Sin embargo, los planes de manejo y gestión de la pandemia en temporada de fiestas ha sido, como mínimo, ridículo, y las administraciones parecen haberse resignado a obtener la gracia del Espíritu Santo. No de otro modo pueden entenderse decisiones como la de permitir aglomeraciones en plazas y escenarios culturales y deportivos disponiendo, como única medida de protección y prevención, el uso de tapabocas, medida a todas luces paliativa y ridícula, pues su efectividad es nula en situaciones de aglomeración y lo único que hace es, por un lado, crear una falsa sensación de seguridad (la idea descabellada de que un simple tapabocas logrará contener a un virus cuya alta transmisibilidad y potencial mortalidad está más que probada) y, por otro, permitir que autoridades y ciudadanía se laven las manos y se eximan mutuamente de responsabilidades. Los primeros dirán que cumplieron con “exigir” el uso del adminículo, legando la responsabilidad del posible contagio en los segundos; estos, a su vez, pagarán su cuota de riesgo a cambio de disfrutar de la fiesta. Pero hay que recordar que, por ejemplo, los conciertos no son precisamente recitales de cámara en los que se exige silencio y recato al respetable sino, al contrario, espectáculos en los que el público se desborda en expresiones rituales y sociales.
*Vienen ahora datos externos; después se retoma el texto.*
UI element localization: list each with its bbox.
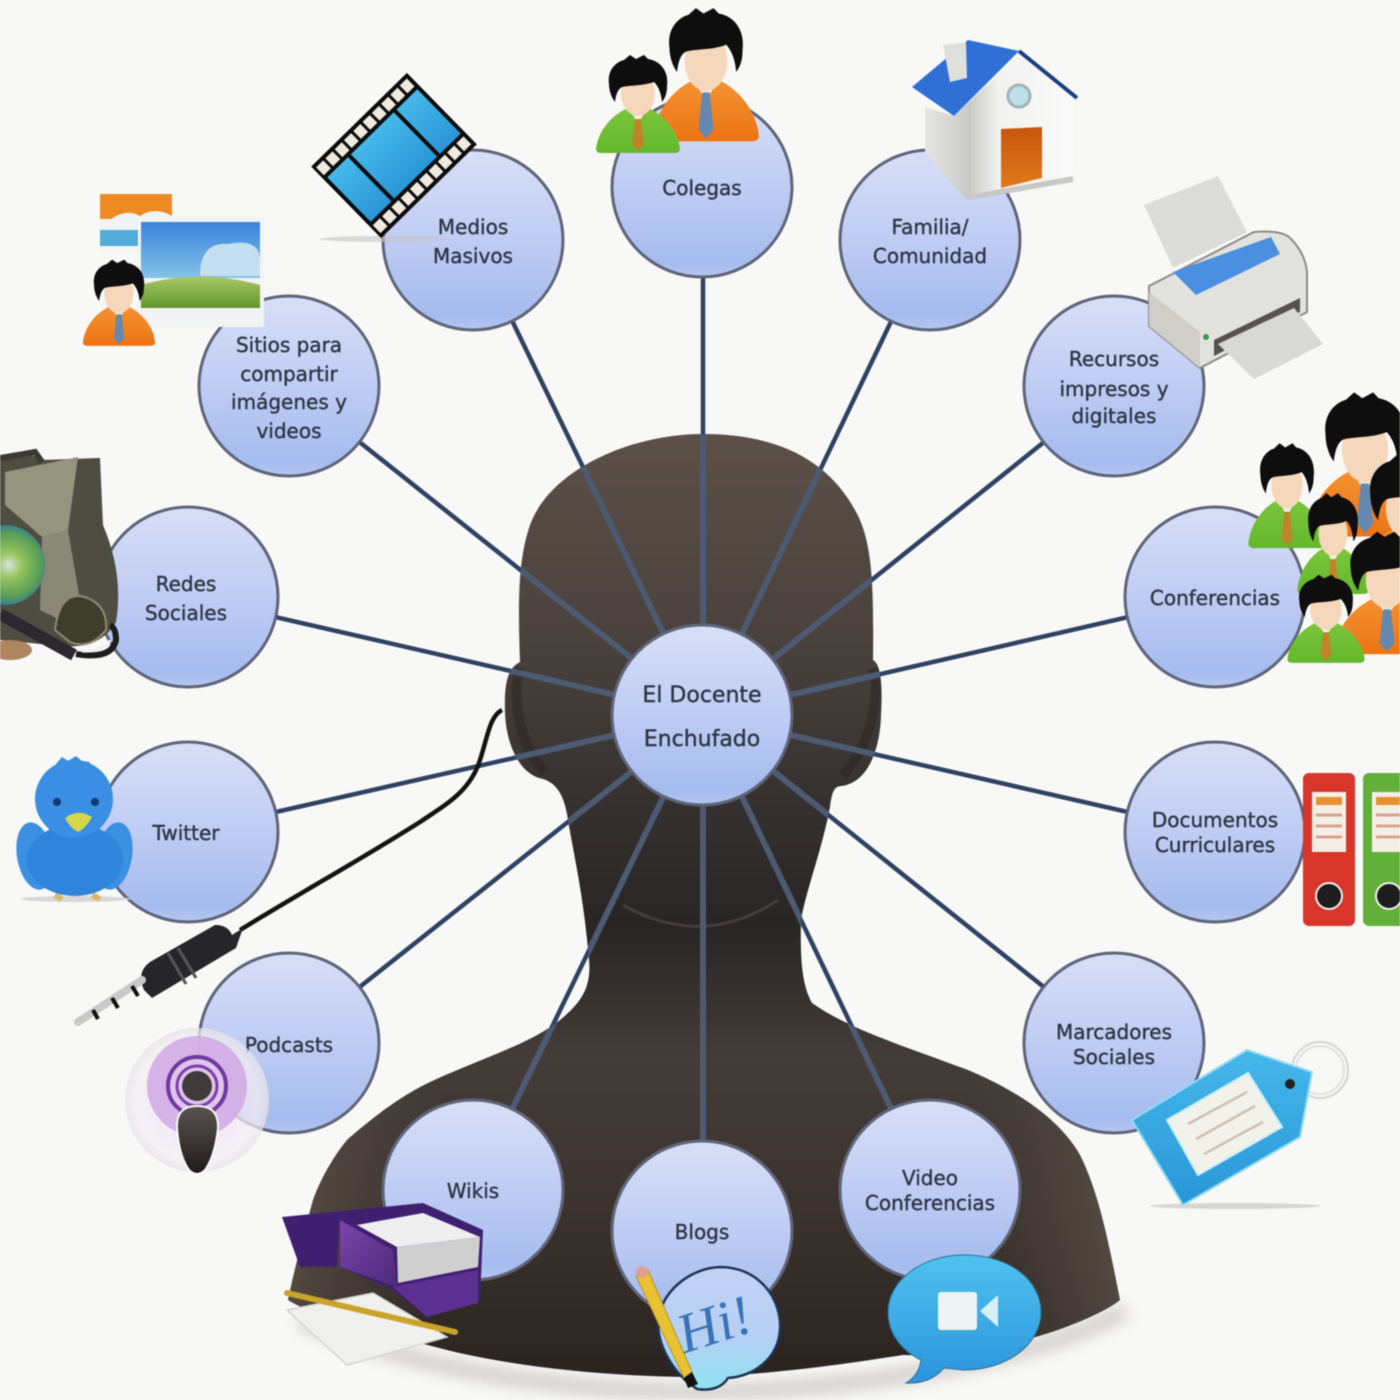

La pregunta que surge entonces es: ¿De verdad el simple uso de tapabocas en eventos masivos (a veces miles de personas) es suficiente para contener la propagación del virus? Proponemos dos posibles respuestas a esta incógnita: 1. Que los índices de vacunación nos hayan llevado finalmente al escenario de la “inmunidad de rebaño”; y 2. Que la gente simplemente le haya perdido el miedo al virus y este empiece a ser considerado endémico más que pandémico. La disminución progresiva de los casos de contagio y, sobre todo, de muertes a causa del virus, confirma, o parece confirmar, que el virus va cediendo. El tan anhelado (por muchos) retorno a la “normalidad” incide también en este clima de tranquilidad generalizado. No obstante, las autoridades sanitarias de todo el mundo (obviamos aquí los argumentos, mayormente descabellados y fantásticos de los conspiranoicos) no han dejado de alertar y recordar a la población que la pandemia no ha terminado y que el riesgo, así sea mínimo, sigue existiendo.

Y es esta idea de lo “mínimo” lo que quizá esté influyendo más en la percepción y concepción que hoy tiene la gente de la pandemia. Es decir, que el Coronavirus y sus variantes empiezan a ser concebidas como un riesgo más entre muchos otros. Esto, que es comprensible entre ciudadanos y ciudadanas comunes, no debería ser, sin embargo, el criterio de quienes están al frente de la administración pública. Por el contrario, si existe el riesgo de que al menos una persona muera por una enfermedad que se puede prevenir, las autoridades deben hacer todo lo que esté a su alcance para evitar esa sola muerte y no conformarse con lavarse las manos, evadir las responsabilidades éticas y morales y convertir un problema que es de naturaleza pública en una simple decisión personal.

En la región de Nariño hay una expresión coloquial que reza: ¡Pero quién ataja al Guáitara!, frase que significa que difícilmente se puede contener el caudal de un río impetuoso. Así, es totalmente comprensible que los mandatarios hayan visto la imposibilidad de contener el deseo de celebración de una población cansada de las limitaciones e imposiciones de la pandemia. Pero que se conformen con implementar (si es que a eso se le puede llamar implementar) planes de contingencia (si es que se les puede llamar así también) improvisados, absurdos y a todas luces ineficaces es solo una muestra de incompetencia y desdén por la preservación del bien público y la incapacidad de crear políticas de seguridad (sanitaria en este caso) que no pasen por el uso del pie de fuerza policial.